Un plan qui est ambitieux, offensif, mais qui dispose d'atouts pas forcément visibles au premier regard.

Enjeux de "l'autre" tourisme

D'abord, ce plan bénéficie de l'expérience de David Lisnard en matière de stratégie d'attractivité de la destination. Il ne faut pas oublier que le maire de Cannes a aussi été aux manettes durant onze années de la SEMEC, la société d'économie mixte pour les événements cannois, qui pilote entre autres le Palais des Festivals, et qu'il a une connaissance fine des tenants et des aboutissants, du marché, du potentiel de la destination, de la concurrence, de ce qu'il se fait ailleurs... Bref de tout ce qui est tactique. Et en l'occurrence, c'est précieux.
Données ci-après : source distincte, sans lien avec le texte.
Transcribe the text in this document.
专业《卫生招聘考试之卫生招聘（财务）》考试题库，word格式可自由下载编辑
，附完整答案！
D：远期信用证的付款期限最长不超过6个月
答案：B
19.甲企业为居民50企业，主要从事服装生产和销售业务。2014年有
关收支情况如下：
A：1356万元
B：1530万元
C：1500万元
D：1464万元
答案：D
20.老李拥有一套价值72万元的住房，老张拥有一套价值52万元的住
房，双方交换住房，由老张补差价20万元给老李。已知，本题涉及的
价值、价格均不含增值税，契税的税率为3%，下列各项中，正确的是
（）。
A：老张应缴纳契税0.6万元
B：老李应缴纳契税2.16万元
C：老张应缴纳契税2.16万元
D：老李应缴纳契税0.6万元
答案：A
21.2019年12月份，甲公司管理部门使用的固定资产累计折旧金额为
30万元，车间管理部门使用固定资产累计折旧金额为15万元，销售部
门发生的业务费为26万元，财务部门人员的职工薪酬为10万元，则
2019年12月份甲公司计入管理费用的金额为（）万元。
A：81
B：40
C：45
On n'oubliera pas non plus l'apport du directeur général de cette même SEMEC, aujourd'hui aux manettes, Didier Boidin, venu de l'hôtellerie, passé par l'international... Une expertise du secteur comme de la concurrence qui s'ajoute donc à la précédente.

Et puis surtout, c'est dans la volonté de promouvoir une destination "exotique" que ce plan de relance puise toute sa substantifique moelle. Exotique c'est-à-dire locale. Un "oxymore" comme dit David Lisnard qui vise à faire de "Cannes, notre bout du monde". On le sait, la fréquentation touristique été 2020 sera probablement très tricolore et moins internationale. Avec peut-être des profils différents qui viendront trouver l'évasion dans la Cité des festivals, sans oublier les autochtones. Une façon de se comporter qui n'est pas si éloignée du slow tourisme. Cette façon de vivre le tourisme en prenant son temps, "le hors saison en haute saison" dixit le slogan choisi qui donne à voir la destination dans ses aspects parfois méconnus, cachés, gommés par la fréquentation estivale traditionnelle. Un pari qui finalement pas si éloigné de la tendance que l'on voit poindre depuis deux ans, qui dit stop à un tourisme envahissant et débordant. Venise en est l'un des meilleurs exemples. Presque pour conforter la chose, David Lisnard a avoué une demande accrue pour les places dans les ports, demande qui a agréablement surpris. Et qui conforte.

Prospective active

Au-delà de tout cela, c'est bien la stratégie de conquête qui est le point d'orgue de la relance. "Il va y avoir une compétition ardue entre régions", prévient le maire de Cannes qui sait de quoi il parle. A laquelle s'ajoute celle qui viendra des destinations européennes, concurrentes habituelles. Car il faudra bien, à un moment donné, repenser international. Le sujet est déjà sur la table. Didier Boidin l'a dit, "nous travaillons déjà sur le salon 2030". Autant dire que le brainstorming est accéléré. Une cellule de réflexion, sorte de club d'ambassadeurs, va être mise en place pour participer à l'élaboration de ce qui est déjà un futur pas si lointain. Exotisme comme nouveauté, changement et fraîcheur. Qu'on appelle aussi renouvellement. Et en terme de stratégie, c'est souvent malin.